“Ash” was written for the flash fiction competition “Woolfs Peak” on Needle in the Hay (http://needleinthehay.net/). The aim was to write a story which showed a single event from two different perspectives.
This story was originally published on 15 September 2015: http://needleinthehay.net/flash-fiction-short-story-lydia-trethewey-ash/
The cotton whispers through her fingers, breathing ash and the smell of her grandmother’s chair. A young woman in an empty house, she sits on the wooden floorboards and holds the quilt against her face. An echo of fabric memories, a sick child enfolded in her grandmother’s arms, cocooned in a quilt that occupies the same imaginative space as magic. A crinkle-eyed smile and chocolate biscuits with the caveat ‘don’t tell your mother.’ The young woman traces time through the winding threads.
Blindness could not stop her grandmother sewing. She’d feel her way through the folds, sitting beside the window with the sound of trees as company. ‘You can’t keep living here by yourself,’ people told her, seeing only the long gravel driveway and the gutters filled with leaves and sticks. ‘I love the trees,’ she’d say in response ‘When I die, I’ll come back as a eucalypt.’

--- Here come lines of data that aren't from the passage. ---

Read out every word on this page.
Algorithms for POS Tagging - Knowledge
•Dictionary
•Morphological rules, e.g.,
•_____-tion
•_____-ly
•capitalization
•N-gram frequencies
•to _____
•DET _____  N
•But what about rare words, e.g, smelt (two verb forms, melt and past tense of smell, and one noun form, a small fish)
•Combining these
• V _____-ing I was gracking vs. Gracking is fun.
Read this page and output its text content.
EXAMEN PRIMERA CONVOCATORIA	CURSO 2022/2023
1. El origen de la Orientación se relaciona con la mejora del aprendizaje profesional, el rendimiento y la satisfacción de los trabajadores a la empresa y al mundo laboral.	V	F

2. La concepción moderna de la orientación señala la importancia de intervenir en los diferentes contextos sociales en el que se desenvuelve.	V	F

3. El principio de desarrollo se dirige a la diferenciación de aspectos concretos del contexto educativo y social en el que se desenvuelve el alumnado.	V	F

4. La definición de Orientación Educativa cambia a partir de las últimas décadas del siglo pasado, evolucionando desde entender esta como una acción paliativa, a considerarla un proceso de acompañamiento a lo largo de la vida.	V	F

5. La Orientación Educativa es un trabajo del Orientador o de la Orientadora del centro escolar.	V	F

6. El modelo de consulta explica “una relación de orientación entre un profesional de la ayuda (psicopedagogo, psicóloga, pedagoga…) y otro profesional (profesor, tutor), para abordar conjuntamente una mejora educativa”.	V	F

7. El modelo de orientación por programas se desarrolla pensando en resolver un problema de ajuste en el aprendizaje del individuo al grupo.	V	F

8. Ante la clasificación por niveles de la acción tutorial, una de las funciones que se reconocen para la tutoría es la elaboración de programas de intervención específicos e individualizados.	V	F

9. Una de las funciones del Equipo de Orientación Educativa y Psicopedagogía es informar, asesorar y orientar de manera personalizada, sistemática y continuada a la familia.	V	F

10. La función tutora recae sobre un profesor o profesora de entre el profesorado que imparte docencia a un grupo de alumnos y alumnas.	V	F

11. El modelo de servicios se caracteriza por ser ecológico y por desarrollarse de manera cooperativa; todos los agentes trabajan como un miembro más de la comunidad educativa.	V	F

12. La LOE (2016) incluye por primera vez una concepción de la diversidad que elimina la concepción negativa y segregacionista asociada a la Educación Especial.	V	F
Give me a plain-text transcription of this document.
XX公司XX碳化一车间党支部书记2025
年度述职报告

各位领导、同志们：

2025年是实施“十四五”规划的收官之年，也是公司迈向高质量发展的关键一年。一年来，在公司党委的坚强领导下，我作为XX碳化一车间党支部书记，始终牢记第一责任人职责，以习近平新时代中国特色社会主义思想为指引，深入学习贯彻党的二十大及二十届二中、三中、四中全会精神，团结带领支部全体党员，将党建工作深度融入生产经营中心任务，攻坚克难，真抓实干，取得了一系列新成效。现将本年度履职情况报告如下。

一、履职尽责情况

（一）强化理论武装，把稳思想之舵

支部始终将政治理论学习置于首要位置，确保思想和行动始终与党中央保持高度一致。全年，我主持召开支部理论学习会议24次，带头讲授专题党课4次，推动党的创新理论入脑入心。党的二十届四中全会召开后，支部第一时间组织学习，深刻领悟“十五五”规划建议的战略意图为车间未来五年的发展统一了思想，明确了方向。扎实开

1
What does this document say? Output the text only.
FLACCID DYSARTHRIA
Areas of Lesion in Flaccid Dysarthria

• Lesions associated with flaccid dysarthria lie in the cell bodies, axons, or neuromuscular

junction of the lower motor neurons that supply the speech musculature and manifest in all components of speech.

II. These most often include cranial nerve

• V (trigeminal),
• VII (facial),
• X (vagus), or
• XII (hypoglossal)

It was two years ago that the guttural breath of flames filled the treetops. The young woman knows the sound, from dreams that can’t be slayed. The faint white coin of an early moon had watched the column of smoke roaring up the valley. The cockatoos had screeched, red tails slipping upwards with the ash as night descended around the bellowing inferno. The paramedics found her grandmother in the chair by the window, quilt over her lap, lungs broken under the pressure of smoke. She fell away quietly, to the sound of the bush, that the white sheets and sterile beds could not take her. She breathed out as the burning remnants of trees filled her.
They stand waiting, ready, bristling with anticipation. Their roots run deep, and the tremor of earth as the fire rumbles near sends shivers through their veins. The wind picks up, lifting their leaves into the sky, rattling their boughs.
At last the flames lick their skin and with joyous shouts they feel themselves crack and split. Their veins are filled with oil, their leaves curl into pockets of fire. In the heat it begins, the release of seeds into the nutrient rich earth.
The trees fall away into grey ash and stillness. The leaves are burnt, orange and red, but as the bushland cools a new colour emerges, a bright spring green. Tiny shoots venture out into the sunlight, new life in the opened space. The whisper of ash enfolds the newly born trees.
In 2011 there was a bushfire in the hills where I lived. My family and I were evacuated, however the wind was blowing the other way and so our house was not affected. 72 structures were destroyed in the blaze, but thankfully nobody was killed. In this story I wanted to consider a bushfire not as a site of disaster but as a cycle of regeneration, and through it to contemplate both tactile and intangible memories.
The characters and events in this story are entirely fictional.